Henry exercised his already considerable political influence to ensure that the exact location of the freeway would be advantageous to South Coast Plaza. The company archives include documents revealing Segerstrom’s acute attention directed toward the location and design of the freeway, down to the nuances of the exit and entrance ramps near South Coast Plaza.

Henry Segerstrom’s influence was born out of his civic involvement since his return from World War II. He was a transit organizer as early as 1949, promoting road construction and improved traffic flow. He was influential in the founding of Orange County bus lines, such as Santa Ana Transit, a small transit agency with five bus routes.

In the late 1960s soon after South Coast Plaza opened, there was a movement to split Orange County away from the Southern California Rapid Transit District, the predecessor to today’s LA Metro, the major operator of bus and rail service in Los Angeles. Henry Segerstrom was the chair of the Orange County independence committee that led the fight to “get out from under LA’s thumb.” The successful Orange County referendum spearheaded by Segerstrom led to a state law that created the Orange County Transportation District, which held its first board meeting January of 1971. Today it’s evolved into the Orange County Transportation Authority.

In the 1990s, Henry participated with other business leaders in leading efforts to pass Measure M, which would add a half-cent sales tax in Orange County to build roads, improve freeways and support rail and bus transit. County voters had twice rejected transportation sales levies, and as a reporter at the time put it, “are famous for pulling the plug on anything that hints at higher taxes.”

The referendum passed, resulting in more than $4 billion in transportation improvements over the 20 year life of the measure, including adding 192 freeway lane miles, improving 170 intersections and 38 freeway interchanges, and implementing Metrolink service in Orange County.

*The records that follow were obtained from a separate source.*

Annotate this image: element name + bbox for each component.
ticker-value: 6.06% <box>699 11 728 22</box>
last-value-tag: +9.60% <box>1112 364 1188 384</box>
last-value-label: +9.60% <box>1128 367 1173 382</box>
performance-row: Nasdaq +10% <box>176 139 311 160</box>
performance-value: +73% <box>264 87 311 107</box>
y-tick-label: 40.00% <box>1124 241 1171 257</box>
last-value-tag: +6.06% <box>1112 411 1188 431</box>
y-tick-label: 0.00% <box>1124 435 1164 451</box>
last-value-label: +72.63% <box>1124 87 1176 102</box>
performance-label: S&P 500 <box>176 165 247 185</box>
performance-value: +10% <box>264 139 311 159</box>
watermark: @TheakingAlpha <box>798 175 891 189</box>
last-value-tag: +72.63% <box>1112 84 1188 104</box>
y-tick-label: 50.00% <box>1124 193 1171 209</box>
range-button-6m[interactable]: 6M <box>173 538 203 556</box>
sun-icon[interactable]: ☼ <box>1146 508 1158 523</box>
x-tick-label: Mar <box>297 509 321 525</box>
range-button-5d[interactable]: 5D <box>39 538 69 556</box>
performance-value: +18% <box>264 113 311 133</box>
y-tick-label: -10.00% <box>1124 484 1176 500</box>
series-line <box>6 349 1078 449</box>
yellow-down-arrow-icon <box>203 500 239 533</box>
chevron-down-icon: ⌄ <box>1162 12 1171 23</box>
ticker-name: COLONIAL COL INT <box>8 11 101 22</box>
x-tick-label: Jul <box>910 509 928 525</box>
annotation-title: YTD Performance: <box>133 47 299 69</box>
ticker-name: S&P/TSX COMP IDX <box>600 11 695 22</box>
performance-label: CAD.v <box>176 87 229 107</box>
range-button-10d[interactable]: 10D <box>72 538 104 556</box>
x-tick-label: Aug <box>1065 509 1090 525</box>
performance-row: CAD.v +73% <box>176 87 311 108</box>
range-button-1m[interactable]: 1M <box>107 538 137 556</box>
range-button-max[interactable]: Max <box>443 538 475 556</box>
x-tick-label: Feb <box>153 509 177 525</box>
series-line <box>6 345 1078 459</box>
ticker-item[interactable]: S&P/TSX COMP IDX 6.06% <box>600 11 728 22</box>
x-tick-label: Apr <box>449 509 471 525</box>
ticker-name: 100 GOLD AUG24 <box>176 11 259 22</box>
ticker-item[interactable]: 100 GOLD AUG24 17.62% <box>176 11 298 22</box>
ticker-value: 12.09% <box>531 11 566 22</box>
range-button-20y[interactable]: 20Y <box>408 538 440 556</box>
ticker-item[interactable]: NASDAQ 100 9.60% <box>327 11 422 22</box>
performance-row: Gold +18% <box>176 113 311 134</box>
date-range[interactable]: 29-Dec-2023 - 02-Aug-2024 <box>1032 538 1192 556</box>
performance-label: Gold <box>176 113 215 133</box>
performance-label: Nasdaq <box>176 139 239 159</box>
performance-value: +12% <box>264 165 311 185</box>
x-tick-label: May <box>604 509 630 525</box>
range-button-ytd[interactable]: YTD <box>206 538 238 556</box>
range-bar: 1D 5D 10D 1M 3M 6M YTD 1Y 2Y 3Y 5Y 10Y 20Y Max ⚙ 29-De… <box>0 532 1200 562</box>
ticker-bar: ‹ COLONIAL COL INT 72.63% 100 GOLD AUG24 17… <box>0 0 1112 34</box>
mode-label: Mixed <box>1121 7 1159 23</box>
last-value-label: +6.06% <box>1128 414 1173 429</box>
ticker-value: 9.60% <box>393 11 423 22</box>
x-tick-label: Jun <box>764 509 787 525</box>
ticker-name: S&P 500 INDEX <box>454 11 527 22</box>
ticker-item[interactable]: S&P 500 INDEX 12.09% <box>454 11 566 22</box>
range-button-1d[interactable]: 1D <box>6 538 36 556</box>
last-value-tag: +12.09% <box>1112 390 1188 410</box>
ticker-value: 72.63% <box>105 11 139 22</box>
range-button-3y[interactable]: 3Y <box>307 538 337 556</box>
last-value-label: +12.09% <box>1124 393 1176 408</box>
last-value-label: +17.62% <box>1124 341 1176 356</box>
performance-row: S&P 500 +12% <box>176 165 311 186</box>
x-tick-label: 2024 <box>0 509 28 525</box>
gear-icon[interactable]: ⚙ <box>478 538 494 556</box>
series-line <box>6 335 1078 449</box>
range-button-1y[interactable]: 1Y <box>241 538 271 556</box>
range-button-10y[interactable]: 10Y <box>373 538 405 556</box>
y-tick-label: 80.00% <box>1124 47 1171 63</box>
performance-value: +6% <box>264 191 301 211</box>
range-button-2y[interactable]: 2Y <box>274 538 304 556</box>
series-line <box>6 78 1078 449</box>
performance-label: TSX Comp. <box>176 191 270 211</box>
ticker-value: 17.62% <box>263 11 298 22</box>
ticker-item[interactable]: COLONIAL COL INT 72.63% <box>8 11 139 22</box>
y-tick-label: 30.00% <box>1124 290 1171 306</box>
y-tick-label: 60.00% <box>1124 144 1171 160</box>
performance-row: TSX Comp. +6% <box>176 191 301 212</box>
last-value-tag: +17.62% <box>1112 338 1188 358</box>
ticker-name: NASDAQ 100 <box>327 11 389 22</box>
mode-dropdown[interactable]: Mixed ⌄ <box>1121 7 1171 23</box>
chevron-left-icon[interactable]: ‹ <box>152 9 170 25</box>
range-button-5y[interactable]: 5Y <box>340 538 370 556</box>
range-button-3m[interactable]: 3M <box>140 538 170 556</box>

Voters renewed the sales tax for transportation improvements in 2006 for another 30 years.

“We were the first metropolitan area in the state to tax ourselves to build freeways Henry said about Measure M’s approval by county voters known to be tax averse. “We have been a community that has a reputation as being ultraconservative. But my interpretation of conservative is that Orange County believes in doing good things politically for the benefit of your community and its citizens. It wasn’t blocking passage of progressive actions by government. It was instead encouraging private enterprise to work with the public agencies to get things done—and we did.”

Ralph Clark, an Orange County politician often dubbed the “godfather of public transit in Orange County,” would credit Henry Segerstrom as being the true father of transit in the region.